Whilst Lee Scratch Perry is hardly a household name, there can be few people on the planet that have not been touched by his work or the ripples in the musical pond that have been caused by the sonic stones he has dropped in it.
This film is the culmination of footage collected by the makers over fifteen years. If you are not familiar with the man, don’t expect to a chronological documentary detailing his life and his work. This is more a collage mixing animation, interviews with people he has influenced and conversations with the man himself. The result is an insight into the workings of the mind of a man who straddles the border between genius and madman.
There must be a side to Perry that is a functioning human being that can dress himself and go to the shop, but he comes across as being constantly one fish away from being sectioned. One minute he is stashing ceremonial swords in his studio in case he has to fight off the devil, the next he is in the sea chanting about vampires; one minute he is painting his shoes and putting money in the sole so he can walk on the queen’s head, the next he is setting fire to things.
One thing is constant though, he is always creating art in one form or another – be it music, sculptures or decorating his studio. Even walking down the road or going for a dip in the sea turns into a piece of performance art – and we get the impression it is not just for the cameras.
The film is subtitled throughout, even though he is speaking in English; such is the depth of his Jamaican Patwa.
In amongst the stories of vampires, Jah and Haile Selassie, we get the odd tale of the early years of dub and his relationship with Bob Marley (which did not end well). We also get contributions from the likes of Youth, Dennis Bovell, Adrian Sherwood and the Mad Professor – old school Jamaican contributors are noticeable by their absence.
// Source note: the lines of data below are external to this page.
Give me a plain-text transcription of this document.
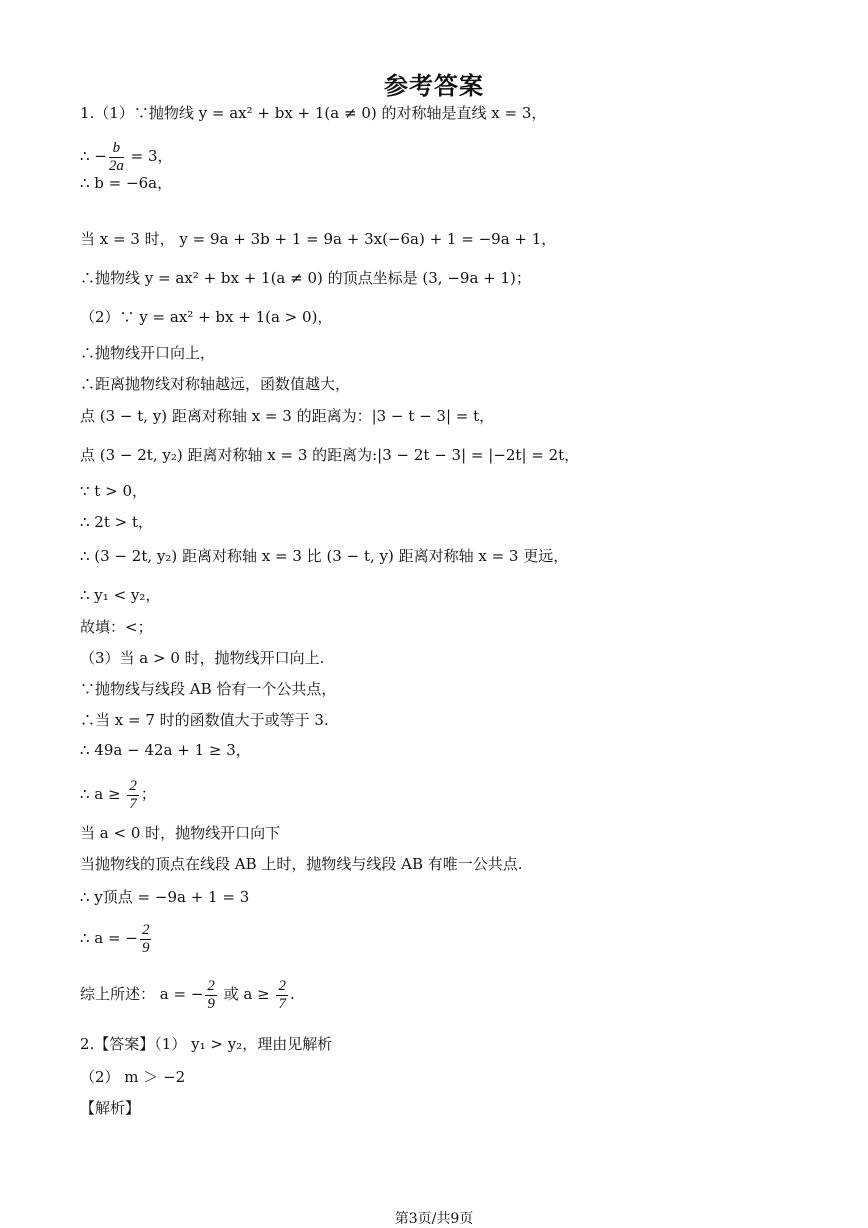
参考答案
1.（1）∵抛物线 y = ax² + bx + 1(a ≠ 0) 的对称轴是直线 x = 3，
∴ b = −6a，
当 x = 3 时， y = 9a + 3b + 1 = 9a + 3x(−6a) + 1 = −9a + 1，
∴抛物线 y = ax² + bx + 1(a ≠ 0) 的顶点坐标是 (3, −9a + 1)；
（2）∵ y = ax² + bx + 1(a > 0)，
∴抛物线开口向上，
∴距离抛物线对称轴越远，函数值越大，
点 (3 − t, y) 距离对称轴 x = 3 的距离为：|3 − t − 3| = t，
点 (3 − 2t, y₂) 距离对称轴 x = 3 的距离为:|3 − 2t − 3| = |−2t| = 2t，
∵ t > 0，
∴ 2t > t，
∴ (3 − 2t, y₂) 距离对称轴 x = 3 比 (3 − t, y) 距离对称轴 x = 3 更远，
∴ y₁ < y₂，
故填：<；
（3）当 a > 0 时，抛物线开口向上.
∵抛物线与线段 AB 恰有一个公共点，
∴当 x = 7 时的函数值大于或等于 3.
∴ 49a − 42a + 1 ≥ 3，
当 a < 0 时，抛物线开口向下
当抛物线的顶点在线段 AB 上时，抛物线与线段 AB 有唯一公共点.
∴ y顶点 = −9a + 1 = 3
2.【答案】（1） y₁ > y₂，理由见解析
（2） m ＞ −2
【解析】
∴ − $\frac{b}{2a} = 3$，
∴ $a \ge \frac{2}{7}$ ；
∴ a = − $\frac{2}{9}$
综上所述： a = − $\frac{2}{9}$ 或 $a \ge \frac{2}{7}$ .
第3页/共9页
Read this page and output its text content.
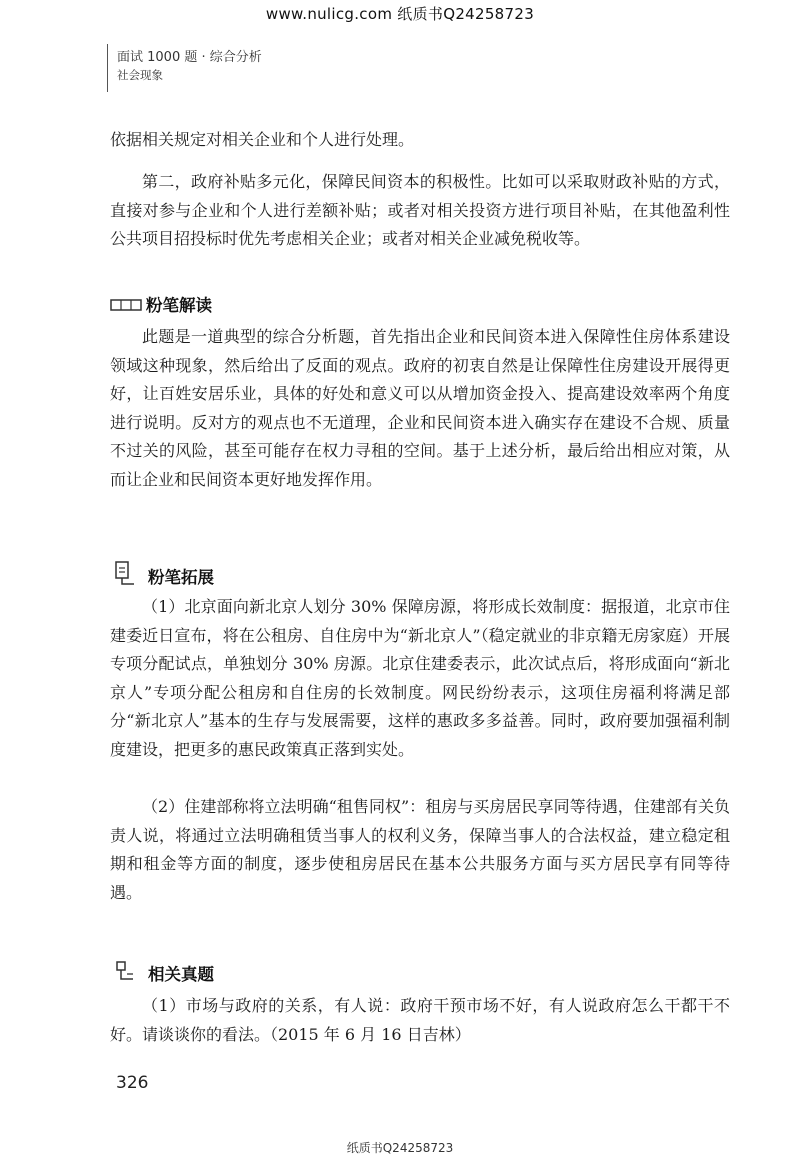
www.nulicg.com 纸质书Q24258723
面试 1000 题 · 综合分析
社会现象

依据相关规定对相关企业和个人进行处理。

第二，政府补贴多元化，保障民间资本的积极性。比如可以采取财政补贴的方式，直接对参与企业和个人进行差额补贴；或者对相关投资方进行项目补贴，在其他盈利性公共项目招投标时优先考虑相关企业；或者对相关企业减免税收等。

粉笔解读

此题是一道典型的综合分析题，首先指出企业和民间资本进入保障性住房体系建设领域这种现象，然后给出了反面的观点。政府的初衷自然是让保障性住房建设开展得更好，让百姓安居乐业，具体的好处和意义可以从增加资金投入、提高建设效率两个角度进行说明。反对方的观点也不无道理，企业和民间资本进入确实存在建设不合规、质量不过关的风险，甚至可能存在权力寻租的空间。基于上述分析，最后给出相应对策，从而让企业和民间资本更好地发挥作用。

粉笔拓展

（1）北京面向新北京人划分 30% 保障房源，将形成长效制度：据报道，北京市住建委近日宣布，将在公租房、自住房中为“新北京人”（稳定就业的非京籍无房家庭）开展专项分配试点，单独划分 30% 房源。北京住建委表示，此次试点后，将形成面向“新北京人”专项分配公租房和自住房的长效制度。网民纷纷表示，这项住房福利将满足部分“新北京人”基本的生存与发展需要，这样的惠政多多益善。同时，政府要加强福利制度建设，把更多的惠民政策真正落到实处。

（2）住建部称将立法明确“租售同权”：租房与买房居民享同等待遇，住建部有关负责人说，将通过立法明确租赁当事人的权利义务，保障当事人的合法权益，建立稳定租期和租金等方面的制度，逐步使租房居民在基本公共服务方面与买方居民享有同等待遇。

相关真题

（1）市场与政府的关系，有人说：政府干预市场不好，有人说政府怎么干都干不好。请谈谈你的看法。（2015 年 6 月 16 日吉林）

326
纸质书Q24258723
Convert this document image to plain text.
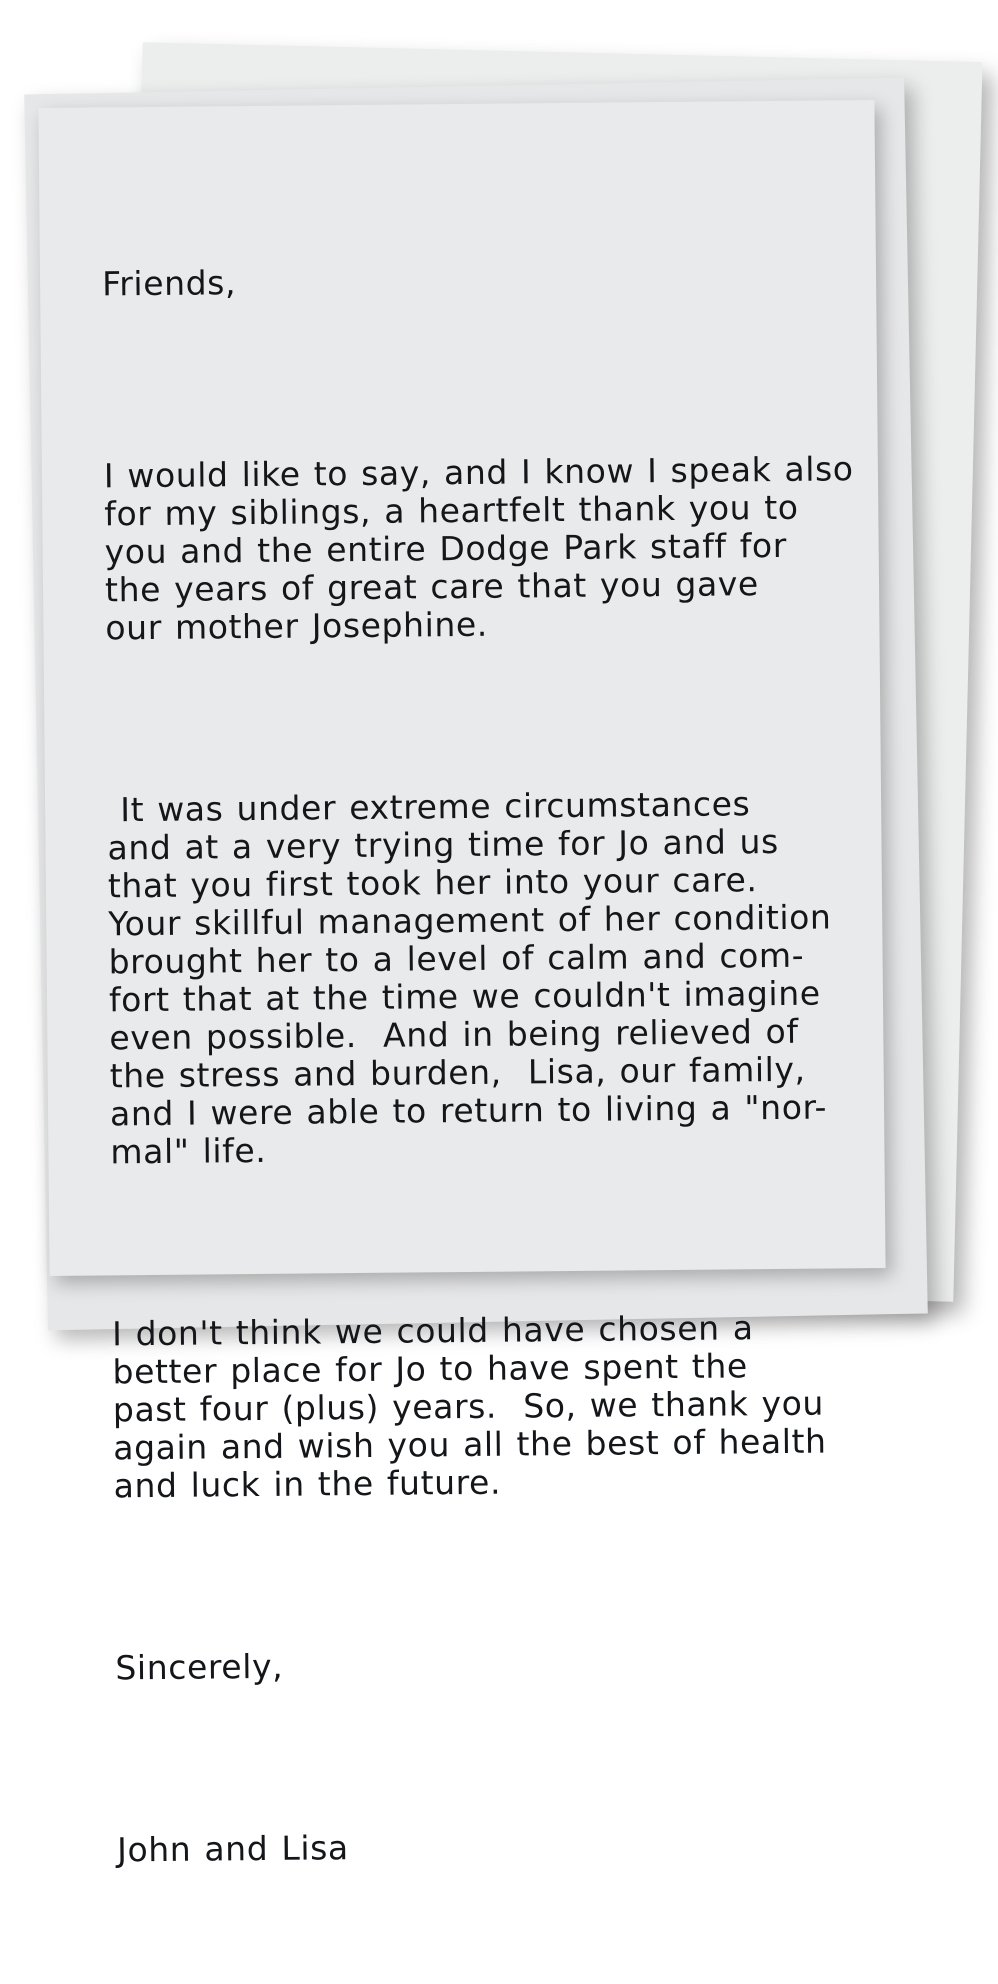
Friends,

I would like to say, and I know I speak also
for my siblings, a heartfelt thank you to
you and the entire Dodge Park staff for
the years of great care that you gave
our mother Josephine.

It was under extreme circumstances
and at a very trying time for Jo and us
that you first took her into your care.
Your skillful management of her condition
brought her to a level of calm and com-
fort that at the time we couldn't imagine
even possible.  And in being relieved of
the stress and burden,  Lisa, our family,
and I were able to return to living a "nor-
mal" life.

I don't think we could have chosen a
better place for Jo to have spent the
past four (plus) years.  So, we thank you
again and wish you all the best of health
and luck in the future.

Sincerely,

John and Lisa
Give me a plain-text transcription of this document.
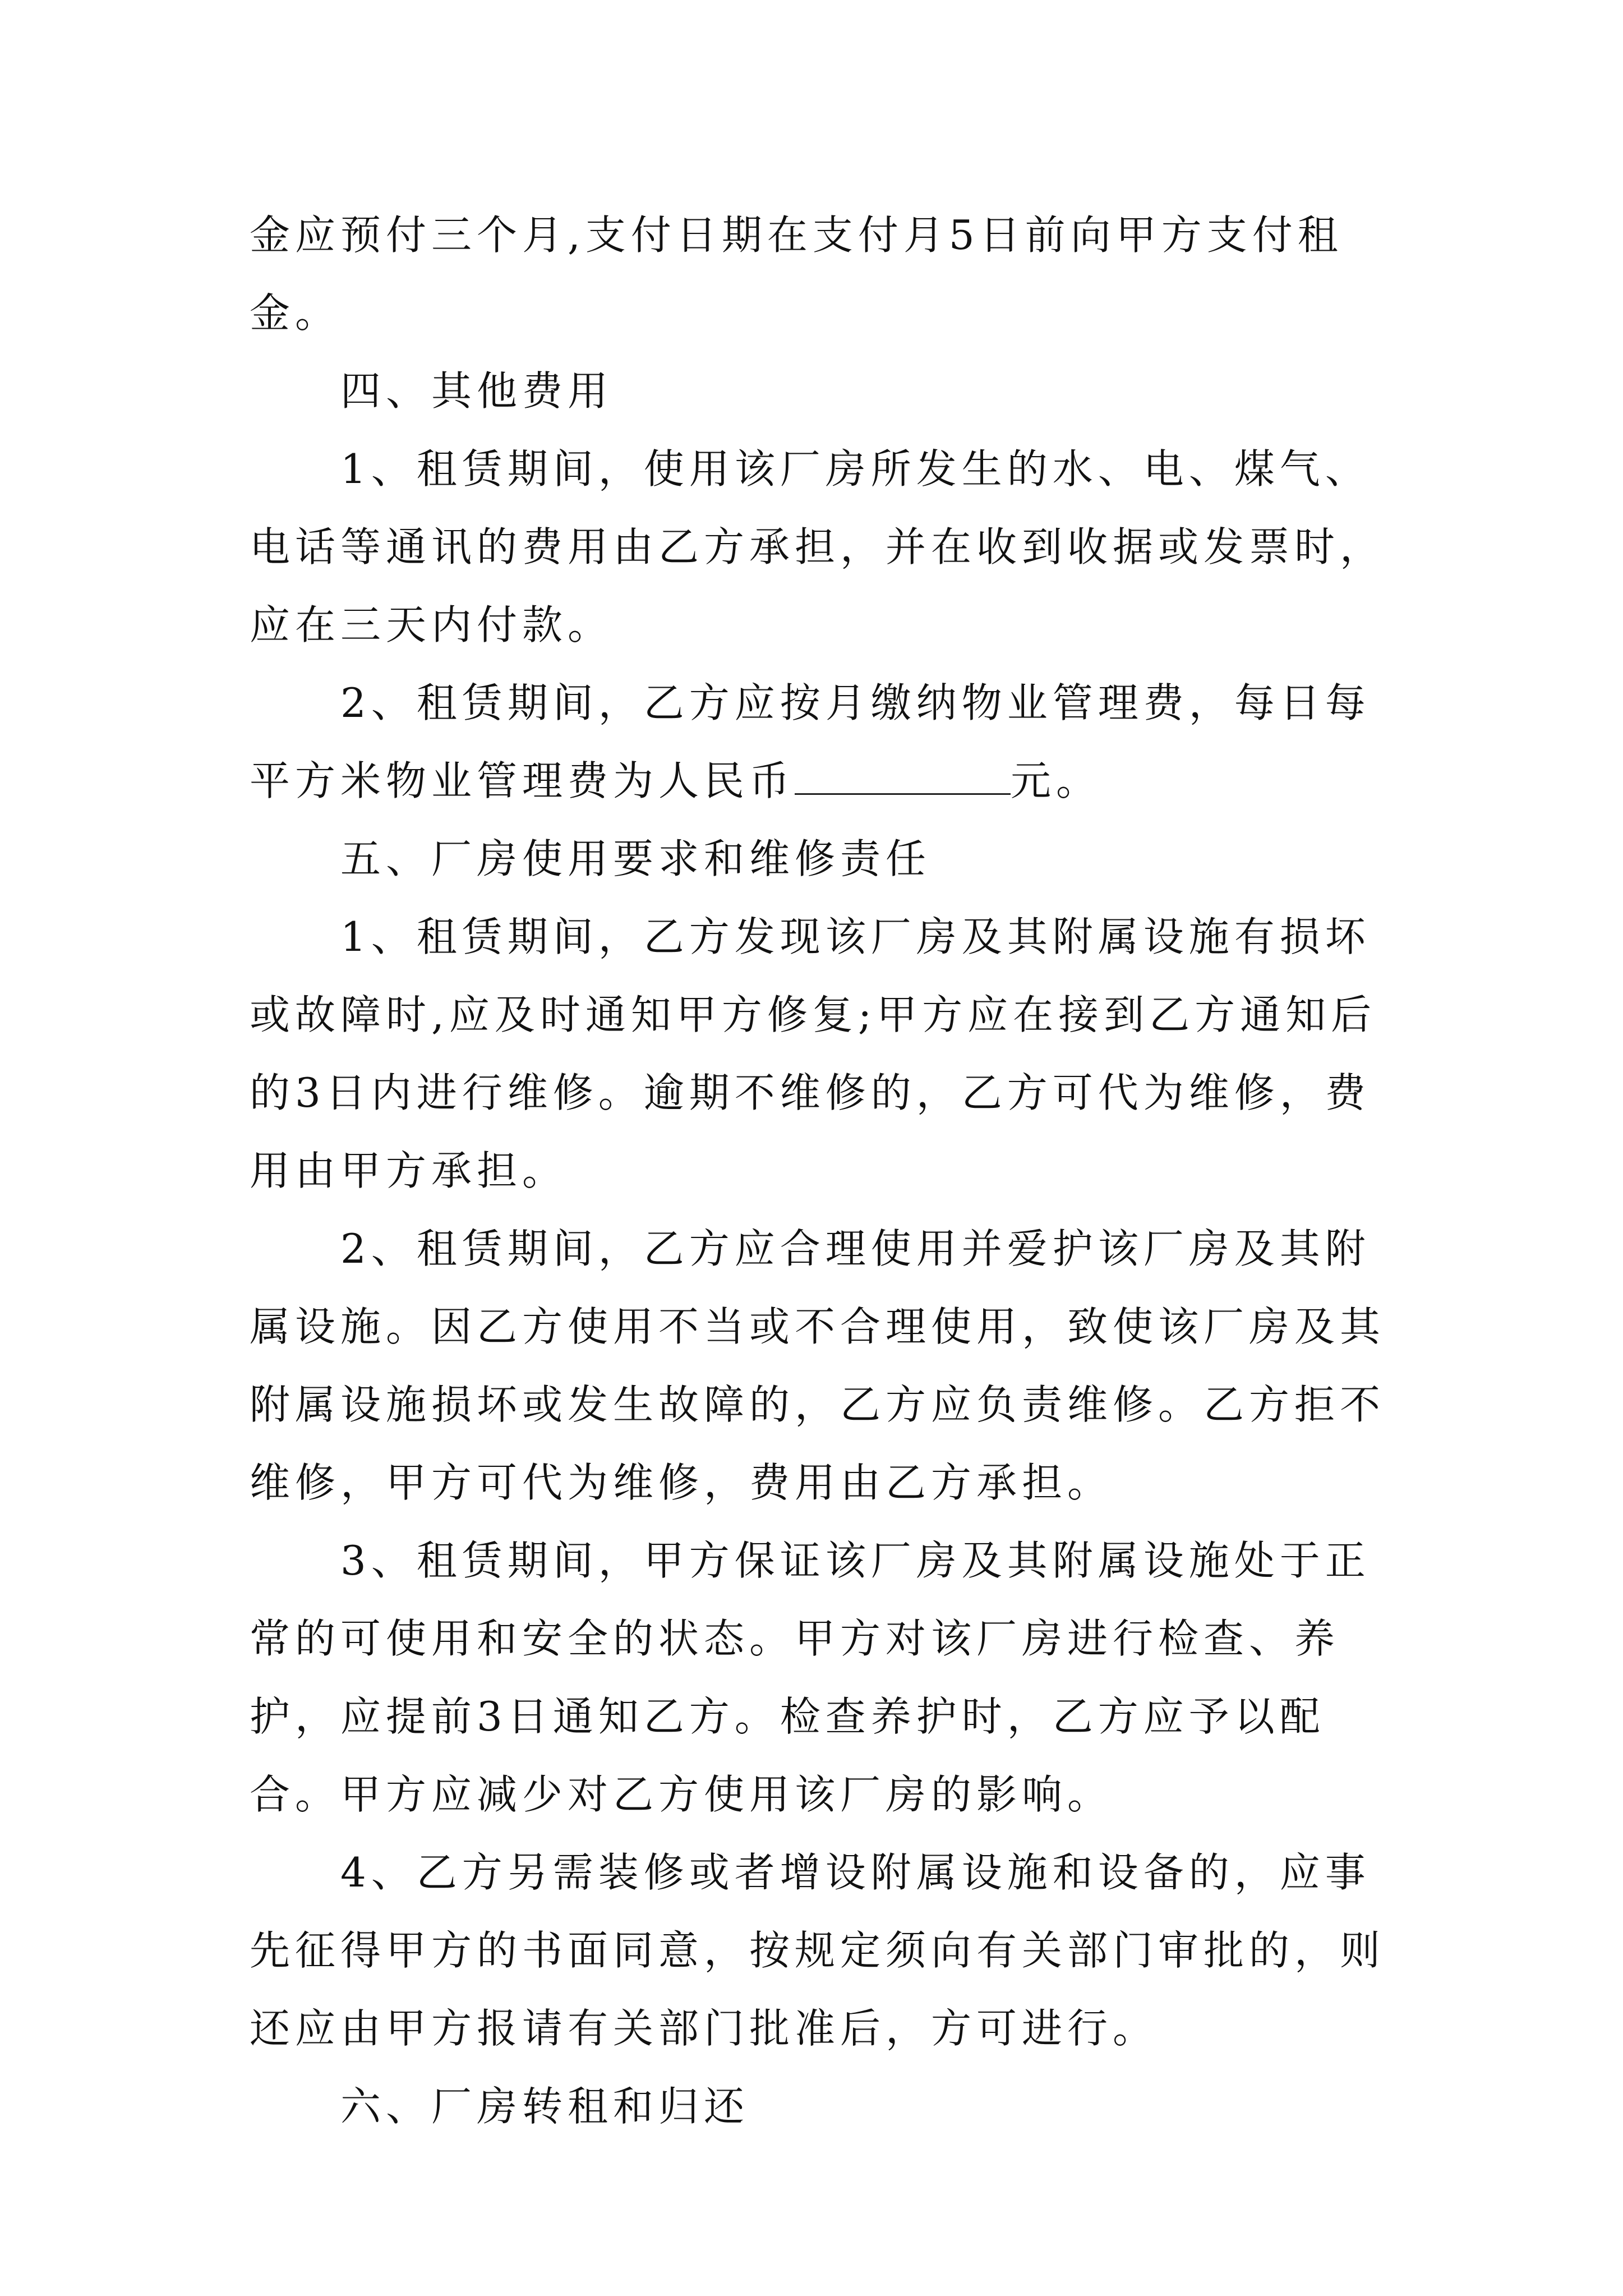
金应预付三个月,支付日期在支付月5日前向甲方支付租金。

四、其他费用

1、租赁期间，使用该厂房所发生的水、电、煤气、电话等通讯的费用由乙方承担，并在收到收据或发票时，应在三天内付款。

2、租赁期间，乙方应按月缴纳物业管理费，每日每平方米物业管理费为人民币	元。

五、厂房使用要求和维修责任

1、租赁期间，乙方发现该厂房及其附属设施有损坏或故障时,应及时通知甲方修复;甲方应在接到乙方通知后的3日内进行维修。逾期不维修的，乙方可代为维修，费用由甲方承担。

2、租赁期间，乙方应合理使用并爱护该厂房及其附属设施。因乙方使用不当或不合理使用，致使该厂房及其附属设施损坏或发生故障的，乙方应负责维修。乙方拒不维修，甲方可代为维修，费用由乙方承担。

3、租赁期间，甲方保证该厂房及其附属设施处于正常的可使用和安全的状态。甲方对该厂房进行检查、养护，应提前3日通知乙方。检查养护时，乙方应予以配合。甲方应减少对乙方使用该厂房的影响。

4、乙方另需装修或者增设附属设施和设备的，应事先征得甲方的书面同意，按规定须向有关部门审批的，则还应由甲方报请有关部门批准后，方可进行。

六、厂房转租和归还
There are scenes of Perry in the studio with the Orb, and you can tell from the looks on their faces that they are in awe of his genius – but even that descends into dancing around the campfire.
To fully appreciate the film, you have to know who Lee Perry is. This aint for beginners. However, if you are familiar with the man, this film brushes aside trivialities like chronology and history and lets you peek inside the brain of one of the most important musical artists of the late 20th Century – and indeed the early 21st.